Backed by a wonderful supporting cast: the Dean, who steals scenes effortlessly in his bi-curious (or even flat-out gay) hilarity, will dress in drag, make passes at Jeff, and say every single line with perfect flamboyance. Senor Chang, the inept Spanish teacher who does a “Jeff Winger” and becomes a student when his lack of credentials are exposed, is probably the most insane TV character I’ve ever seen in my life. He never says or does anything rational and he’s the show’s secret weapon adrenaline shot. Lesser characters like Magnitude, Fat Neil, Todd, Leonard, Starburns…the list goes on and on and on…are a casting director’s dream. The unnecessarily panicky Garrett is pure brilliance all by himself. And Buzz Hickey, who joined the group in its final run, was a nice addition who just needed time to be developed. But we learned such great things about him! Amateur cartoonist, former cop, always carrying rope for some reason! God! Thinking back on all this, I’m so sad to see these folks go. They were a perfect comedy team.

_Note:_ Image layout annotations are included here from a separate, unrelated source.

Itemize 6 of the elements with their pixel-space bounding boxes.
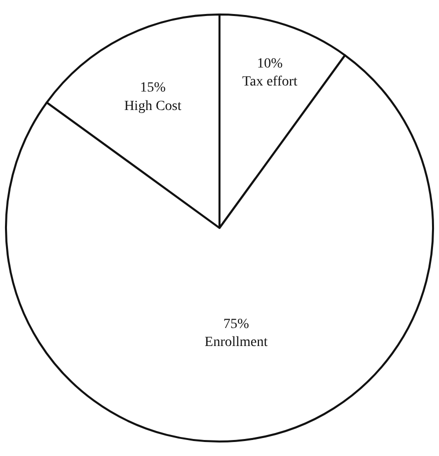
slice-label: Enrollment (204, 335, 268, 350)
slice-label: Tax effort (242, 74, 298, 90)
data-label: 75% (223, 316, 250, 332)
data-label: 10% (257, 56, 284, 72)
data-label: 15% (140, 80, 166, 96)
slice-label: High Cost (124, 98, 182, 114)
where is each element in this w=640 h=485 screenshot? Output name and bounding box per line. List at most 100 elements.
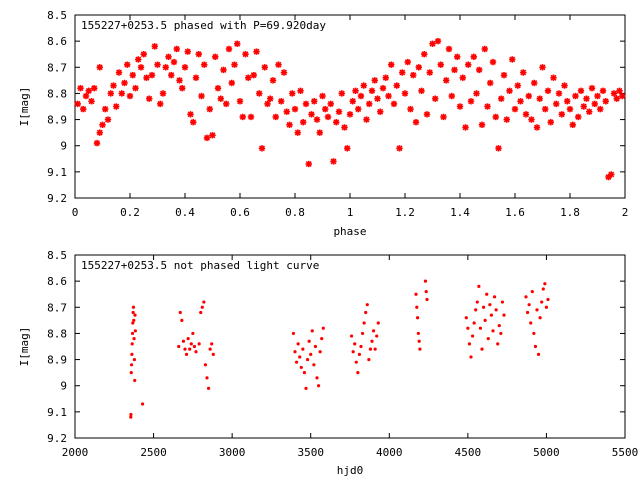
y-tick-label: 9.2	[47, 192, 67, 205]
data-point	[577, 87, 585, 95]
data-point	[189, 342, 193, 346]
data-point	[533, 344, 538, 349]
data-point	[195, 51, 202, 58]
data-point	[525, 310, 530, 315]
data-point	[311, 98, 318, 105]
data-point	[366, 100, 373, 108]
data-point	[102, 105, 109, 113]
data-point	[362, 321, 366, 325]
data-point	[104, 116, 112, 123]
data-point	[159, 90, 167, 97]
data-point	[470, 334, 475, 338]
data-point	[586, 108, 593, 115]
plot-frame	[74, 254, 626, 439]
x-tick-label: 1.6	[505, 206, 525, 219]
data-point	[346, 111, 354, 118]
data-point	[256, 90, 263, 97]
data-point	[469, 355, 473, 359]
data-point	[180, 318, 184, 322]
data-point	[558, 111, 565, 118]
data-point	[466, 326, 470, 330]
data-point	[272, 113, 279, 121]
data-point	[486, 337, 490, 341]
x-tick-label: 5500	[612, 446, 639, 459]
data-point	[415, 316, 420, 320]
data-point	[564, 98, 571, 105]
data-point	[616, 87, 623, 95]
x-tick-label: 0.4	[175, 206, 195, 219]
data-point	[199, 310, 203, 315]
data-point	[162, 64, 169, 71]
data-point	[481, 305, 486, 309]
data-point	[440, 113, 447, 121]
data-point	[338, 90, 345, 97]
data-point	[178, 310, 182, 315]
chart-title: 155227+0253.5 phased with P=69.920day	[81, 19, 326, 32]
data-point	[467, 98, 475, 105]
data-point	[192, 74, 200, 81]
data-point	[602, 98, 609, 105]
y-tick-label: 8.9	[47, 114, 67, 127]
data-point	[225, 45, 233, 53]
data-point	[572, 92, 579, 100]
data-point	[399, 69, 406, 76]
data-point	[146, 95, 153, 102]
x-tick-label: 1.8	[560, 206, 580, 219]
data-point	[261, 64, 268, 71]
data-point	[547, 118, 554, 126]
data-point	[302, 371, 307, 375]
data-point	[236, 98, 244, 105]
data-point	[107, 90, 114, 97]
data-point	[532, 331, 536, 336]
data-point	[454, 53, 461, 61]
x-tick-label: 2	[622, 206, 629, 219]
data-point	[223, 100, 230, 108]
data-point	[379, 85, 387, 92]
data-point	[360, 82, 367, 89]
data-point	[192, 344, 197, 349]
data-point	[580, 103, 587, 110]
data-point	[201, 61, 208, 68]
data-point	[320, 337, 324, 341]
data-point	[91, 85, 98, 92]
x-tick-label: 1.2	[395, 206, 415, 219]
data-point	[481, 45, 488, 53]
data-point	[514, 82, 521, 89]
data-point	[491, 329, 495, 333]
y-tick-label: 8.9	[47, 354, 67, 367]
data-point	[129, 412, 133, 417]
data-point	[542, 105, 549, 113]
data-point	[543, 282, 547, 286]
data-point	[364, 310, 368, 315]
data-point	[496, 342, 500, 346]
data-point	[423, 279, 428, 283]
x-tick-label: 5000	[533, 446, 560, 459]
data-point	[544, 305, 549, 309]
data-point	[206, 386, 211, 390]
data-point	[131, 305, 136, 309]
data-point	[85, 87, 92, 95]
data-point	[312, 363, 316, 367]
data-point	[143, 74, 150, 81]
data-point	[211, 352, 215, 356]
data-point	[250, 71, 257, 79]
data-point	[538, 316, 542, 320]
data-point	[448, 92, 455, 100]
data-point	[278, 98, 285, 105]
data-point	[473, 90, 480, 97]
data-point	[550, 74, 557, 81]
data-point	[291, 105, 299, 113]
data-point	[190, 118, 197, 126]
data-point	[470, 53, 477, 61]
y-axis-label: I[mag]	[18, 87, 31, 127]
data-point	[536, 352, 541, 356]
data-point	[368, 87, 376, 95]
data-point	[118, 90, 125, 97]
data-point	[492, 295, 497, 299]
data-point	[591, 100, 598, 108]
data-point	[456, 103, 464, 110]
data-point	[197, 342, 201, 346]
data-point	[544, 87, 552, 95]
chart-title: 155227+0253.5 not phased light curve	[81, 259, 319, 272]
data-point	[451, 66, 458, 74]
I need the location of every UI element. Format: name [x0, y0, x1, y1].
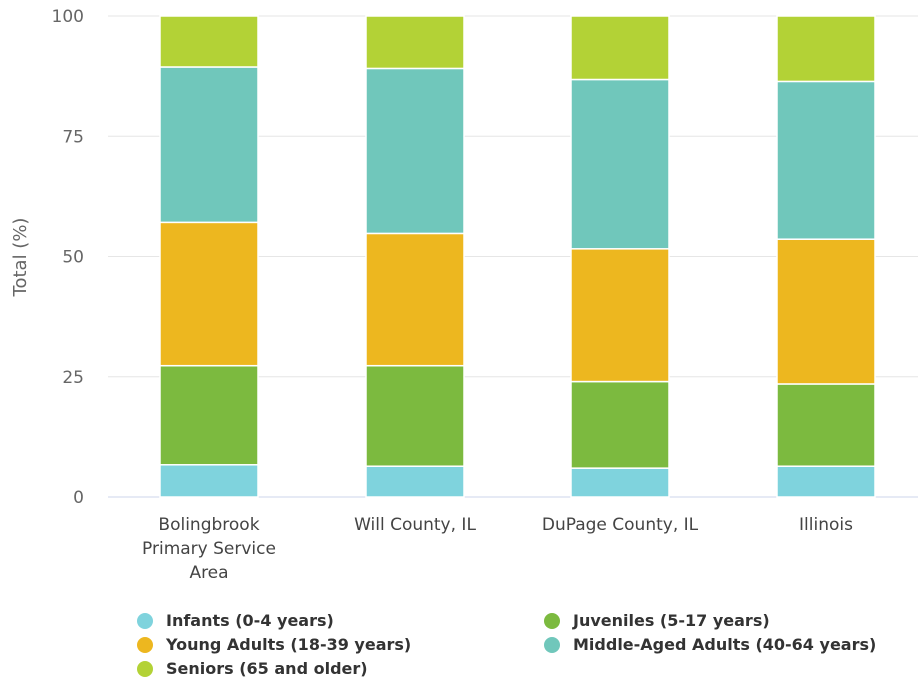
legend-item[interactable]: Infants (0-4 years): [137, 611, 334, 630]
legend-swatch: [544, 637, 560, 653]
x-tick-label: Will County, IL: [354, 515, 476, 535]
bar-segment[interactable]: [159, 464, 259, 498]
bar-segment[interactable]: [159, 66, 259, 224]
y-tick-label: 50: [62, 248, 84, 268]
legend-label: Seniors (65 and older): [166, 659, 368, 678]
bar-segment[interactable]: [365, 364, 465, 467]
x-tick-label: Bolingbrook Primary Service Area: [142, 515, 276, 583]
bar-segment[interactable]: [365, 67, 465, 235]
bar-segment[interactable]: [159, 15, 259, 68]
bar-segment[interactable]: [570, 248, 670, 383]
legend-label: Infants (0-4 years): [166, 611, 334, 630]
bar-segment[interactable]: [365, 15, 465, 70]
bar-segment[interactable]: [776, 15, 876, 83]
bar-segment[interactable]: [570, 15, 670, 81]
bar-segment[interactable]: [776, 238, 876, 385]
bar-segment[interactable]: [365, 465, 465, 498]
x-tick-label: Illinois: [799, 515, 853, 535]
y-tick-label: 25: [62, 368, 84, 388]
x-tick-label-line: Will County, IL: [354, 515, 476, 535]
y-tick-label: 75: [62, 127, 84, 147]
bar-segment[interactable]: [570, 380, 670, 469]
legend-swatch: [137, 661, 153, 677]
bars: [159, 15, 876, 498]
x-axis-ticks: Bolingbrook Primary Service Area Will Count…: [142, 515, 853, 583]
x-tick-label-line: Bolingbrook: [158, 515, 259, 535]
x-tick-label-line: Primary Service: [142, 539, 276, 559]
bar-segment[interactable]: [159, 364, 259, 466]
legend-item[interactable]: Middle-Aged Adults (40-64 years): [544, 635, 876, 654]
bar-segment[interactable]: [776, 465, 876, 498]
x-tick-label: DuPage County, IL: [542, 515, 699, 535]
legend-item[interactable]: Seniors (65 and older): [137, 659, 368, 678]
legend: Infants (0-4 years) Juveniles (5-17 years…: [137, 611, 876, 678]
bar-stack: [776, 15, 876, 498]
legend-item[interactable]: Young Adults (18-39 years): [137, 635, 411, 654]
legend-label: Middle-Aged Adults (40-64 years): [573, 635, 876, 654]
bar-stack: [365, 15, 465, 498]
y-axis-label: Total (%): [10, 218, 31, 298]
x-tick-label-line: Area: [189, 563, 228, 583]
bar-segment[interactable]: [159, 221, 259, 367]
legend-swatch: [137, 613, 153, 629]
bar-segment[interactable]: [570, 467, 670, 498]
y-tick-label: 0: [73, 488, 84, 508]
legend-swatch: [544, 613, 560, 629]
y-tick-label: 100: [52, 7, 84, 27]
legend-swatch: [137, 637, 153, 653]
legend-item[interactable]: Juveniles (5-17 years): [544, 611, 770, 630]
bar-segment[interactable]: [570, 78, 670, 250]
legend-label: Juveniles (5-17 years): [572, 611, 770, 630]
bar-segment[interactable]: [776, 383, 876, 467]
bar-segment[interactable]: [365, 232, 465, 367]
x-tick-label-line: DuPage County, IL: [542, 515, 699, 535]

But it wasn’t a perfect show. It had its clunker episodes like the one where they were video game characters, but the standout entries more than made up for their failures. “Remedial Chaos Theory” is the quintessentially flawless example of a bottle episode. The one where they were all animated G.I. Joe characters was inspired enough to call to my childhood. Touching, darker runs like “Mixology Certification” were handled with the type of expert tenderness one needs to make sad stuff funny. Yes, time and time again this show proved itself, and more than earned the respect of its loyal and loving fans. Fans like myself. Trekkie. Whovian. CloneClubber, and whatever the hell they are calling people who loved and lost when the truly darkest timeline would be to never have loved at all.